His shaking, however, had stopped.
Twenty-five years of needles, poking, and invasive examinations by this man, ended with a flick of her wrists. Wondering who they’d send as a replacement, she calmly went and sat on the bed.
A disembodied male voice came over an invisible speaker. “Subject. Lie face down on the floor and put your hands behind your back.”
Subject. Not prisoner or citizen or even her own name. Subject was meant to remind her that she was property, a thing owned by people more powerful than she, a lowly peasant beholden to a sovereign under the theory of the divine right of kings.
She wasn’t a peasant, though. She was a Queen, no matter what they called her.

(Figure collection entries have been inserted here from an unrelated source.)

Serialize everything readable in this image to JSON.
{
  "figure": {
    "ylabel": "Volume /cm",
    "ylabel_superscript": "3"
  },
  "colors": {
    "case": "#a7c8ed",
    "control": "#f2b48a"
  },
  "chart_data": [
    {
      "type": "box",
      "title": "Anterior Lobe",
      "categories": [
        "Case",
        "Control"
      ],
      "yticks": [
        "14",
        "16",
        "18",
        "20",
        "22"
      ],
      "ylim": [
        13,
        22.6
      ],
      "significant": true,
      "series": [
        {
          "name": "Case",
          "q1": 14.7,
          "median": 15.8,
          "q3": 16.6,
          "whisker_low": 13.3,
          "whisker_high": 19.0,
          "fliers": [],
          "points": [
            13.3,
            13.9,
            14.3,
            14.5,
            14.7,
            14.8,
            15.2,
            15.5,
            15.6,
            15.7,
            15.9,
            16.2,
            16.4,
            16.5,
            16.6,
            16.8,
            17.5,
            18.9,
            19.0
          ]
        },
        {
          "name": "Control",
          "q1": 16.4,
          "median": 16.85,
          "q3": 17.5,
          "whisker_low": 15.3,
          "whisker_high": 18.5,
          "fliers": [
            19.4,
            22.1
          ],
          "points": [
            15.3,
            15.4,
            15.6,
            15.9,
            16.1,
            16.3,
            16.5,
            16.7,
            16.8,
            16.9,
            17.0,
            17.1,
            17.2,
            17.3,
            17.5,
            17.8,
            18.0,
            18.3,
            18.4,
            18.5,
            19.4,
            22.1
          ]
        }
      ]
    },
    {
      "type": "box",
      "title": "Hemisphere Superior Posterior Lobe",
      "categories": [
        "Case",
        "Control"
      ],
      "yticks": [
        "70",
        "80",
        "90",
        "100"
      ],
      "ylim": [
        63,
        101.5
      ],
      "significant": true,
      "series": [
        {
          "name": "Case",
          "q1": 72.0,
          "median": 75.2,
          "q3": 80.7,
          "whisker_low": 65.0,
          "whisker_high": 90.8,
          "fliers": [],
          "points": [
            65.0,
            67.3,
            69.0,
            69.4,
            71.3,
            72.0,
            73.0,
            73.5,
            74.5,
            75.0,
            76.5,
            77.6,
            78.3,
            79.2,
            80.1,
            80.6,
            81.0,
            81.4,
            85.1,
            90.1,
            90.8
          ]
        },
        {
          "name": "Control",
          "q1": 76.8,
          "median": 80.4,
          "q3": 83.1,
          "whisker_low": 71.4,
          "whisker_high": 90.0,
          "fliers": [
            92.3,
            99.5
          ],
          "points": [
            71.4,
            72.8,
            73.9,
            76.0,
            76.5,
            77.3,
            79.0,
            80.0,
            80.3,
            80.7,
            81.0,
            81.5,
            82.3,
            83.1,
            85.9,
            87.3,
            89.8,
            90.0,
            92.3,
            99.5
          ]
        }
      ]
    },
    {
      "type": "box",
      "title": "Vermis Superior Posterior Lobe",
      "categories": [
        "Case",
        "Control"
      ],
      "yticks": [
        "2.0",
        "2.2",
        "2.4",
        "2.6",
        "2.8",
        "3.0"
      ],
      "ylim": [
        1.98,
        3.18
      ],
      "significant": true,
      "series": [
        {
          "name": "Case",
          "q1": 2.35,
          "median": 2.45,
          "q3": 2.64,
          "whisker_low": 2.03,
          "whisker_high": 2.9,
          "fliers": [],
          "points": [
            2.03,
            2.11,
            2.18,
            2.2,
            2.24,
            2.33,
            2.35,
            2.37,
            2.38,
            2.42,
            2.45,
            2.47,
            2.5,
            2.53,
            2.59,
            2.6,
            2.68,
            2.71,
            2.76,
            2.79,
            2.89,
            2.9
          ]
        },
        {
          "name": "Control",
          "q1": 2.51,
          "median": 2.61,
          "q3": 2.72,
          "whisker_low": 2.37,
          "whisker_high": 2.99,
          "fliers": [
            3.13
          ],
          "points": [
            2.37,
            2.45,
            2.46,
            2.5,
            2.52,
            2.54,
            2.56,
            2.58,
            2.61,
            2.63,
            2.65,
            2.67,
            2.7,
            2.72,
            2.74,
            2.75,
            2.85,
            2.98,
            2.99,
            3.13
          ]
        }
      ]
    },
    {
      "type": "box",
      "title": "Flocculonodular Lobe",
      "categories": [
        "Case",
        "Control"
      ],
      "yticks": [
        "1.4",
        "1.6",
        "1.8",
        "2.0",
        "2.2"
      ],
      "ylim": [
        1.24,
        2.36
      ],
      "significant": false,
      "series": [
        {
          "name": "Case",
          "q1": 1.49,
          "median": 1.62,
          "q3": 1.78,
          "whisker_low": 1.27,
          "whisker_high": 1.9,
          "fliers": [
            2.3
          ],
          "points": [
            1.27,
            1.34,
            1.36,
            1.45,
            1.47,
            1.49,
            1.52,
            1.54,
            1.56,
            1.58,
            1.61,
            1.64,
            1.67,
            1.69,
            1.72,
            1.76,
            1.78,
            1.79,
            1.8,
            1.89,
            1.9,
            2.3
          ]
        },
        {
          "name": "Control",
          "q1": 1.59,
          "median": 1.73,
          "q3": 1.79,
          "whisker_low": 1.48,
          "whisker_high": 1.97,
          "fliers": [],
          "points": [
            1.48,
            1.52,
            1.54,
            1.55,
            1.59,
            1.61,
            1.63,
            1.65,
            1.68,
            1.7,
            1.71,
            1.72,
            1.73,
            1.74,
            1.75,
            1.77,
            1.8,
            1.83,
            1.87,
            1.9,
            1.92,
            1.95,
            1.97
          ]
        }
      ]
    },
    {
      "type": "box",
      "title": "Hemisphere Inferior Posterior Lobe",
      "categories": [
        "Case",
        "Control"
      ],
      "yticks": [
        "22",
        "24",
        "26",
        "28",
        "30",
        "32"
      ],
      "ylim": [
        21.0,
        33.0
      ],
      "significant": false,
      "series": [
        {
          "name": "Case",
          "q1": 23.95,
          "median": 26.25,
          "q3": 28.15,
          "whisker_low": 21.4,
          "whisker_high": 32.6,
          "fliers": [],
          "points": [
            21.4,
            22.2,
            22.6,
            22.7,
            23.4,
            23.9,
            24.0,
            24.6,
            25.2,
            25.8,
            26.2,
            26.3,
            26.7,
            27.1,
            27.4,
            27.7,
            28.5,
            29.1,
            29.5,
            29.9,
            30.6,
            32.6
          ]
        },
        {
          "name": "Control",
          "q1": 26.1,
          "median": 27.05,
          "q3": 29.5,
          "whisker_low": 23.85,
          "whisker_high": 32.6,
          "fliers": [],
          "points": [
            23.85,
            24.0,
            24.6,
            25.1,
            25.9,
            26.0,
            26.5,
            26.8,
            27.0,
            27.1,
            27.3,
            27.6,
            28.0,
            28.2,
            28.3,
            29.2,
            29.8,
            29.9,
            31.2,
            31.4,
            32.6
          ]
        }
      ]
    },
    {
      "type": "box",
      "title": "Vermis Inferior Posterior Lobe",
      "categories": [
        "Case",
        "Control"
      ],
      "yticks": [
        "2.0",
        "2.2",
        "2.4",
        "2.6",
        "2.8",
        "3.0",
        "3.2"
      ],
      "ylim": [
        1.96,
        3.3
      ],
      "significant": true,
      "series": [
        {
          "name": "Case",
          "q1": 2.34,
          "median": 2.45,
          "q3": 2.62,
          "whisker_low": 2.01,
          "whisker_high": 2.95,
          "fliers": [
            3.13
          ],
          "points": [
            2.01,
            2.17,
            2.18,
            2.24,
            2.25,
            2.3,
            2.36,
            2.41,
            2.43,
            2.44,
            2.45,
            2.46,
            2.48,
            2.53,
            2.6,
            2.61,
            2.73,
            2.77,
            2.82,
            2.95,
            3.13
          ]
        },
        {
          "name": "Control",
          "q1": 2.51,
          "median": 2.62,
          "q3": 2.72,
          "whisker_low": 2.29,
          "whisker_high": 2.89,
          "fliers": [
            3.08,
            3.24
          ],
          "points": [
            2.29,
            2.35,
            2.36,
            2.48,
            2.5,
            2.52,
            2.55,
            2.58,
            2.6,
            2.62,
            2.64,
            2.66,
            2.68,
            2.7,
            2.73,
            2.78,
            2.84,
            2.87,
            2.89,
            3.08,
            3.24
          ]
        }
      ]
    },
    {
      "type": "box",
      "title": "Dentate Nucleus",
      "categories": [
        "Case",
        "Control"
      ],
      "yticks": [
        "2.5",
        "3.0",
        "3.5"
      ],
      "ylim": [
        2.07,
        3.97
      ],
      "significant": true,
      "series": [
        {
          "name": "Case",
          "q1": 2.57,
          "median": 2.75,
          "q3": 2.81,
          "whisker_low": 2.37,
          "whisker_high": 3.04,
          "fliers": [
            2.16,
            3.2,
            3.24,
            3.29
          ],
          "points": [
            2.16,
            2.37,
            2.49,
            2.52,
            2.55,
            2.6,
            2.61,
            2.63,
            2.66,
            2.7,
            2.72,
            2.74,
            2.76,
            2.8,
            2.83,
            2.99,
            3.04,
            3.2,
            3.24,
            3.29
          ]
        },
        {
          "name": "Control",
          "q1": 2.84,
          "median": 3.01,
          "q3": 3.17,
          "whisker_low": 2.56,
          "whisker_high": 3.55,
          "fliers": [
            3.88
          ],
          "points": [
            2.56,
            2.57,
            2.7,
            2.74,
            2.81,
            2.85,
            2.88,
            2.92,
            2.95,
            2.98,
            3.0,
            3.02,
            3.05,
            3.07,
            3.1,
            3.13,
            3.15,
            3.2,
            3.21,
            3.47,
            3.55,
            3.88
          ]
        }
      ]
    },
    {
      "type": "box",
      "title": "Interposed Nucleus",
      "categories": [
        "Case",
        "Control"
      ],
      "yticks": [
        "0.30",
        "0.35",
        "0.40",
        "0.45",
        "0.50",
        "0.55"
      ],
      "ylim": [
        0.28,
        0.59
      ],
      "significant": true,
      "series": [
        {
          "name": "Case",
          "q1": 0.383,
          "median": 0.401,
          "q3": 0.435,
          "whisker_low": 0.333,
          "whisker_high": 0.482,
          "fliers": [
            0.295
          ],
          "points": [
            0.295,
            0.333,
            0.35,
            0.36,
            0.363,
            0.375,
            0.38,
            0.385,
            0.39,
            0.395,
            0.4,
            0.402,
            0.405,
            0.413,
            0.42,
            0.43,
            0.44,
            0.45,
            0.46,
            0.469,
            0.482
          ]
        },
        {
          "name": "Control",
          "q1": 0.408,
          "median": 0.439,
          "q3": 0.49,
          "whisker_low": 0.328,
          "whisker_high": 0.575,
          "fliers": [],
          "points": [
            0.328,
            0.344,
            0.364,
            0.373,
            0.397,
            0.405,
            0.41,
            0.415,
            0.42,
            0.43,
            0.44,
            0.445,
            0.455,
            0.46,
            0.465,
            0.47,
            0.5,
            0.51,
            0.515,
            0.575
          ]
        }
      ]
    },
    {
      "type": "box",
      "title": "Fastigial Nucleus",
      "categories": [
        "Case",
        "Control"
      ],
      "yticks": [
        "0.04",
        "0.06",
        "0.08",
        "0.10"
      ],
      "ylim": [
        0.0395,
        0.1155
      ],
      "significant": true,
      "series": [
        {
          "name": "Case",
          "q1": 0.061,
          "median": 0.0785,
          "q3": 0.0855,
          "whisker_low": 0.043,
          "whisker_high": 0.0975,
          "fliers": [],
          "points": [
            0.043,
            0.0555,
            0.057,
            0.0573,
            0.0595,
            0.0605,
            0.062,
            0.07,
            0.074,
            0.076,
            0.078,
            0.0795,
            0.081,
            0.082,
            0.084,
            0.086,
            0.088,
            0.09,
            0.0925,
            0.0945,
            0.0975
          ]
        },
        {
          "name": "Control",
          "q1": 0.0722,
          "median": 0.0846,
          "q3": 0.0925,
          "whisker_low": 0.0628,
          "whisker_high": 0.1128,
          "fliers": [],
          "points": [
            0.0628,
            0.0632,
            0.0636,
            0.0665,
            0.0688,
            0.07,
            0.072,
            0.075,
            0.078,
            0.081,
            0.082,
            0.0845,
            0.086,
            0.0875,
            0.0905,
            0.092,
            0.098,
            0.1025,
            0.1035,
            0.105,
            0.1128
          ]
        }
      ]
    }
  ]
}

She did as she was told. In a few moments, through the airlocks filed a team of hulking men with rifles. Dressed in combat black
, they wore face shields, gloves, and boots, so not a single inch of skin was visible. Not even their eyes were visible behind the mirrored shields.
While the others kept their gun sights trained on her, one of them put a knee to her back and cuffed her. He hauled her to her feet. Without a word—and, curiously, without a glance at the body on the floor—he shoved her ahead of him into the first airlock. Four men stepped in behind them, and the doors slid shut.
A whoosh of suction from above, that same siss of pressurized air when the rear doors had closed, and another set of doors in front of her opened. A rifle poked into the small of her back, which she took as an invitation to step forward.
Once through all three airlocks, she stood blinking in a long, bright, sterile corridor. More of the black-clad men with rifles lined either side, down its entire length. She said loudly into the silence, “Not a great plan, boys, lining up on both sides. How many do you think would be killed in a cross fire?”
This caused more than a few of the men along the walls to shift their weight from one booted foot to the other.